RÉCIT Pour le nourrisson, elle est aussi vitale que les aliments qu’il ingère. Et pour l’humanité, elle fut une formidable source de progrès. Retour sur la prodigieuse évolution de la parole.
« C’était une voix grave et douce, une voix de jeune homme blond ou de jeune fille brune, d’un timbre frais et pénétrant, résonnant comme un chant de cigale altérée à travers la brume poudreuse d’Egypte… », raconte Gérard de Nerval (Voyage en Orient, 1851). Mystérieuse, envoûtante voix parlée. Elle nous convie à un vertigineux voyage dans le temps. Un double voyage, à court et très long terme. A l’âge des biberons, d’abord : pourquoi la voix humaine est-elle vitale pour le nourrisson ? A l’âge des cavernes, ensuite : quand et comment est apparue, chez un de nos lointains ancêtres, cette voix articulée, « alchimie entre la raison et l’émotion », comme la définit Jean Abitbol, chirurgien phoniatre et médecin ORL, dans Voix de femme (Odile Jacob, 256 p.) ?
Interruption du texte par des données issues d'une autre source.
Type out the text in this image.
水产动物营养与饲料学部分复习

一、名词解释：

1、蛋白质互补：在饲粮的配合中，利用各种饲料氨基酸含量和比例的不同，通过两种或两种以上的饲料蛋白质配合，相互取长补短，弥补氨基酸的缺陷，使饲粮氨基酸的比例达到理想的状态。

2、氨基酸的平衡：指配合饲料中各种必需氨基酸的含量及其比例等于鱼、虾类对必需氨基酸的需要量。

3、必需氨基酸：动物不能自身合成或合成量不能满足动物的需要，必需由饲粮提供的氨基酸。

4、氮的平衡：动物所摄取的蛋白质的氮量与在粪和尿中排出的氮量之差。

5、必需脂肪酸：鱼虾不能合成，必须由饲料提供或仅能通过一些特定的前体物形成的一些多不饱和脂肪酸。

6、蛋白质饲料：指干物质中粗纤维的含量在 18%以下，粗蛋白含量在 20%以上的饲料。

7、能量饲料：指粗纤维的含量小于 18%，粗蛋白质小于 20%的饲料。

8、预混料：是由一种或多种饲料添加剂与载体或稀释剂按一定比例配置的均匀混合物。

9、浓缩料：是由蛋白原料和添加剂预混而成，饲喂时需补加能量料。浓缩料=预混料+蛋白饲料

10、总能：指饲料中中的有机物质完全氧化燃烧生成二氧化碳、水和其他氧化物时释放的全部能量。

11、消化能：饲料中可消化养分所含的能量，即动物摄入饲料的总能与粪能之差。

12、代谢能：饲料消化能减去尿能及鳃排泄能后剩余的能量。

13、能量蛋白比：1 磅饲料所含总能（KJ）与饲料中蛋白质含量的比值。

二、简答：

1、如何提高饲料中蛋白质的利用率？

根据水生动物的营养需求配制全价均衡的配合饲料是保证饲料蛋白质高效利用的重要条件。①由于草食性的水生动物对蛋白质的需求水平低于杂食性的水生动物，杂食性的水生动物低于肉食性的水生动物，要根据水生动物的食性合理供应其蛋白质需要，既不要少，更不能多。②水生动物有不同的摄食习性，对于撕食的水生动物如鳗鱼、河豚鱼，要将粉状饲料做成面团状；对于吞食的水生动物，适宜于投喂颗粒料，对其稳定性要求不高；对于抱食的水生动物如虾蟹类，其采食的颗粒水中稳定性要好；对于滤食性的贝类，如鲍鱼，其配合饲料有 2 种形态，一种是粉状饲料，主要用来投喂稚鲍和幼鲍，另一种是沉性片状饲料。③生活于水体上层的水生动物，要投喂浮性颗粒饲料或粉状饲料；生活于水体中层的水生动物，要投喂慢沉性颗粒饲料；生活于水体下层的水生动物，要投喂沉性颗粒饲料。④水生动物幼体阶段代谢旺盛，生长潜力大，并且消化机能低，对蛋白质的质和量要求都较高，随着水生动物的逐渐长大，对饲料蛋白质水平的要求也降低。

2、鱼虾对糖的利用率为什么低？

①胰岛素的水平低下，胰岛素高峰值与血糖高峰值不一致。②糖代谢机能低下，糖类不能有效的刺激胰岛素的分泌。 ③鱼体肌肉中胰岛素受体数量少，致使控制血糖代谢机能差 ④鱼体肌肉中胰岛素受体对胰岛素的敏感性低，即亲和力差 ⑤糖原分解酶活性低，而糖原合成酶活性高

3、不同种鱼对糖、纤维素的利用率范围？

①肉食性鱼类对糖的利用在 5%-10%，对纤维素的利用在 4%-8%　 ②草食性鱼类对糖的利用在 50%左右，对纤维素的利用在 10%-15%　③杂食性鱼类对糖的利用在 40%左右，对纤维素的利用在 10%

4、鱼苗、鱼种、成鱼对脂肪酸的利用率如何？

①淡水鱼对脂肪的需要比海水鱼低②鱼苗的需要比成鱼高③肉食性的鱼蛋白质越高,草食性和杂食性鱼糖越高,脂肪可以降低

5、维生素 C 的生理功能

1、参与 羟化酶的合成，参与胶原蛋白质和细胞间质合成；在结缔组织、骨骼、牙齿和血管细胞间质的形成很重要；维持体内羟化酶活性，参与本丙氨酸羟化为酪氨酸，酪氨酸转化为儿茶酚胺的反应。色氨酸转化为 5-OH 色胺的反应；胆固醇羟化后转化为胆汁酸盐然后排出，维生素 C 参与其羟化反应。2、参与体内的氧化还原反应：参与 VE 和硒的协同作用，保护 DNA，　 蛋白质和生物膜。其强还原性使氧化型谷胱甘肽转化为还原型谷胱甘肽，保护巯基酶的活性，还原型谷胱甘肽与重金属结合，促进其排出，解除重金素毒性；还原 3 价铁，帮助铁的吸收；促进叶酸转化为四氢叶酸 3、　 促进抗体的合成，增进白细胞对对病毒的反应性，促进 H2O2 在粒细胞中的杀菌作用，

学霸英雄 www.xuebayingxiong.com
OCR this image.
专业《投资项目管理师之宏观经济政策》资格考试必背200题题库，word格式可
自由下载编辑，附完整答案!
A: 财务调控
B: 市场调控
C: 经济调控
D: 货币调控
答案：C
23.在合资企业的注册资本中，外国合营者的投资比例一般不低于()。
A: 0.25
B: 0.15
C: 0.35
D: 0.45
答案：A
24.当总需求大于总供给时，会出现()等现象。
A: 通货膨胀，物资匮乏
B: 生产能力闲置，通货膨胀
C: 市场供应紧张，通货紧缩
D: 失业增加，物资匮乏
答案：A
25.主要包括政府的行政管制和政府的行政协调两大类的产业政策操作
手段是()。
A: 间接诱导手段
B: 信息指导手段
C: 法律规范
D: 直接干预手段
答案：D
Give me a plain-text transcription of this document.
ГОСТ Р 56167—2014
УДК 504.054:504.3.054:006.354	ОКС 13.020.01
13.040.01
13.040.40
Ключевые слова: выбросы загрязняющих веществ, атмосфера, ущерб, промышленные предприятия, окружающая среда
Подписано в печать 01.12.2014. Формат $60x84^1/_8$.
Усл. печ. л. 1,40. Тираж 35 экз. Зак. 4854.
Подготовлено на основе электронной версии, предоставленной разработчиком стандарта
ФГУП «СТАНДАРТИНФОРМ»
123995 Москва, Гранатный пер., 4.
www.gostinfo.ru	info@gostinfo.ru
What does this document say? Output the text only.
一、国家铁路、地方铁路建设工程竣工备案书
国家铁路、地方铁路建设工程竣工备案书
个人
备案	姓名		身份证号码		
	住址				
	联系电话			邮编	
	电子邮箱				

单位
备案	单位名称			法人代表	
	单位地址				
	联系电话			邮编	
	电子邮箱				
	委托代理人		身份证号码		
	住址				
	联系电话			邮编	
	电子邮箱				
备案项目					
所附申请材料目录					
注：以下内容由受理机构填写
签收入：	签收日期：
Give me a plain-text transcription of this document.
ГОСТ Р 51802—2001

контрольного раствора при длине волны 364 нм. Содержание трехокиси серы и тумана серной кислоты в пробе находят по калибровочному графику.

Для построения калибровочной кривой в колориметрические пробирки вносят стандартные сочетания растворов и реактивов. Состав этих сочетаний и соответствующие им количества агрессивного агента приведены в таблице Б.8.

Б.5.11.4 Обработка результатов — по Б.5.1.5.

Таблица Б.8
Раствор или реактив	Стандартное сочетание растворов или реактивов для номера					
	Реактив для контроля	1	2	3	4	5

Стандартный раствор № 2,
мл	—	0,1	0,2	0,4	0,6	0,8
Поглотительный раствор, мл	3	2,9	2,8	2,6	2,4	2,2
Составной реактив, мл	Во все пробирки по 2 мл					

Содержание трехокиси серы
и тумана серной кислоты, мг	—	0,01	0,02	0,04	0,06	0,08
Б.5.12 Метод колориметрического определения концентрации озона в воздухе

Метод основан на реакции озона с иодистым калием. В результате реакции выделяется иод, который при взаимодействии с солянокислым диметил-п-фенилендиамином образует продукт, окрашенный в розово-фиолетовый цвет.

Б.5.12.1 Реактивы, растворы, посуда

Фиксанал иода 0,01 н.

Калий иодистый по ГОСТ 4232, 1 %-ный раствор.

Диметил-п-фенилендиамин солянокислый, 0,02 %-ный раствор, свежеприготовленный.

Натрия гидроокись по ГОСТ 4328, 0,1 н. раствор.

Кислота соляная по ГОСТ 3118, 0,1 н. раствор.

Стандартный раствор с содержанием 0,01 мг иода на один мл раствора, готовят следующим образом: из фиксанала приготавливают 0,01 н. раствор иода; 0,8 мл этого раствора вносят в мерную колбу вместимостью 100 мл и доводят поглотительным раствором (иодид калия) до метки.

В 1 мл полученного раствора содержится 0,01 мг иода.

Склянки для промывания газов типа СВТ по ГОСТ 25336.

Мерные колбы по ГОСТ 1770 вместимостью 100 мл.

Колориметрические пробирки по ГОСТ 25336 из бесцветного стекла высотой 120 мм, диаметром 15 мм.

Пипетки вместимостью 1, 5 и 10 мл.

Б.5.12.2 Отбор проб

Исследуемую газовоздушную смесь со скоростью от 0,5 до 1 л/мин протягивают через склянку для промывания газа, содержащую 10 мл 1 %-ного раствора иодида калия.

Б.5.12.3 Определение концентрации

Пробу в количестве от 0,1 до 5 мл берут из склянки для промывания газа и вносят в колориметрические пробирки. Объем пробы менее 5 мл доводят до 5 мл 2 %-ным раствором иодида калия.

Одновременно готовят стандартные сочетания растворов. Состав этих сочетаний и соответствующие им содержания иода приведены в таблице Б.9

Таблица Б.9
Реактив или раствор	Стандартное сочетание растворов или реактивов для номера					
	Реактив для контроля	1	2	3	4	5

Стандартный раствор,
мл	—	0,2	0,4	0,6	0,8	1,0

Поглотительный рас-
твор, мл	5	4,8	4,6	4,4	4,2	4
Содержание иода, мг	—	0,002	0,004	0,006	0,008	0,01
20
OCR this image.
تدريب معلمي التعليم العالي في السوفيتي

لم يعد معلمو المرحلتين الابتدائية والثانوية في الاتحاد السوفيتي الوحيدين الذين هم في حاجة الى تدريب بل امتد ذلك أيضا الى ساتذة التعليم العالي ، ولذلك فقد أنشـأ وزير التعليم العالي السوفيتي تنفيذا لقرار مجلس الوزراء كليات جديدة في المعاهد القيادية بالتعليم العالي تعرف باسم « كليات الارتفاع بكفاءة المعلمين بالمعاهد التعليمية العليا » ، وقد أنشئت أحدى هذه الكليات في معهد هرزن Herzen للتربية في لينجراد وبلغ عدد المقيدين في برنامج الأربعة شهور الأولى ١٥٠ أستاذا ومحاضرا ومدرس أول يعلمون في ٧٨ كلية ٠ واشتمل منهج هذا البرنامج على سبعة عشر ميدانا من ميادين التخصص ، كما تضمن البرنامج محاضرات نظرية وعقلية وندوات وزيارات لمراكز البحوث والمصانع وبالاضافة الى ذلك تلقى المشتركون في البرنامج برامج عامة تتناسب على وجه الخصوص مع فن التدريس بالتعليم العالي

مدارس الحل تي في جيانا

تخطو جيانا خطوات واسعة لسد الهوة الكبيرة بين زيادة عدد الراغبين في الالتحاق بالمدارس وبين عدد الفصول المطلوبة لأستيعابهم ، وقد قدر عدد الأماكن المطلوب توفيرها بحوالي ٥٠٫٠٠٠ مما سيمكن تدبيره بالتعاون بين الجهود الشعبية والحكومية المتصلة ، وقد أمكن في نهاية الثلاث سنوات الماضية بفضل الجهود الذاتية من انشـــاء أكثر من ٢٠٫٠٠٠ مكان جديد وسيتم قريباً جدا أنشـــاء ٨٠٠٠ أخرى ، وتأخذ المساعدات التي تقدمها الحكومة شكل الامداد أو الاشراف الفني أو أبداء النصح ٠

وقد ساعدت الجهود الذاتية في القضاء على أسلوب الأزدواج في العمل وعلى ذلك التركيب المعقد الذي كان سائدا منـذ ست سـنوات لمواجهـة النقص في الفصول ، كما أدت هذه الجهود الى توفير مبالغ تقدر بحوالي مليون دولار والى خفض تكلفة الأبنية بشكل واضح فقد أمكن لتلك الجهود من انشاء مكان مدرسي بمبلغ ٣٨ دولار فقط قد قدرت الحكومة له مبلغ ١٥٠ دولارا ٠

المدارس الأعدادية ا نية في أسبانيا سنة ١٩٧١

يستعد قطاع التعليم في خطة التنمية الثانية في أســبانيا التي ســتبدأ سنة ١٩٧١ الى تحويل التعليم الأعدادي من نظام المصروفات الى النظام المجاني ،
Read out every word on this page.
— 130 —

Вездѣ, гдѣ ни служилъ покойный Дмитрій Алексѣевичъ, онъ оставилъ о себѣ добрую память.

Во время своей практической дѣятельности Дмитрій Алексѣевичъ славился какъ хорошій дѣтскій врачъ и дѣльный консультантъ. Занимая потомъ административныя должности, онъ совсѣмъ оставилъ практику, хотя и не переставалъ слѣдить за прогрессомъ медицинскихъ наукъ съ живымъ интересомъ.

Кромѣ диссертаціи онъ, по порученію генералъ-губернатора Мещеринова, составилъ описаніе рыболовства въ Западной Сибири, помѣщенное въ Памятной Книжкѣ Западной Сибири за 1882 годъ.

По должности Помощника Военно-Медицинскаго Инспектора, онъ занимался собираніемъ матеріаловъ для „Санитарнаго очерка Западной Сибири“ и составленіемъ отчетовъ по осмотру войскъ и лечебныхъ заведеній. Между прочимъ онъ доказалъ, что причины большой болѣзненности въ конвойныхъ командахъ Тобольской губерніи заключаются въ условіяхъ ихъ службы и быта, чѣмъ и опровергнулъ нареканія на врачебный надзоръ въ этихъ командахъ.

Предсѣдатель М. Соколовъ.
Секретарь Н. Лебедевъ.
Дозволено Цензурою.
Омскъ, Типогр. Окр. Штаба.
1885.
« Au commencement était le Verbe », écrivait Jean l’évangéliste. Le verbe, au vrai, ne fut pas au commencement de tout. Mais il fut au commencement du genre humain, ce qui n’est pas rien. Aujourd’hui encore, il se tient au tout début de chaque vie humaine. Un miracle sans cesse rejoué, puisque la voix de la mère se grave dans la matière molle d’un cerveau à partir du sixième mois de vie utérine. Ce sceau indélébile servira d’empreinte à l’enfant – du latin infans, « celui qui ne parle pas » – pour apprendre sa langue maternelle. Nombreux sont les animaux qui vocalisent, mais seul parle l’homme. Ou presque : certains perroquets, perruches et mainates jactent toutefois. La faune des fameuses Fables (1668) aussi, où La Fontaine fait même articuler les poissons.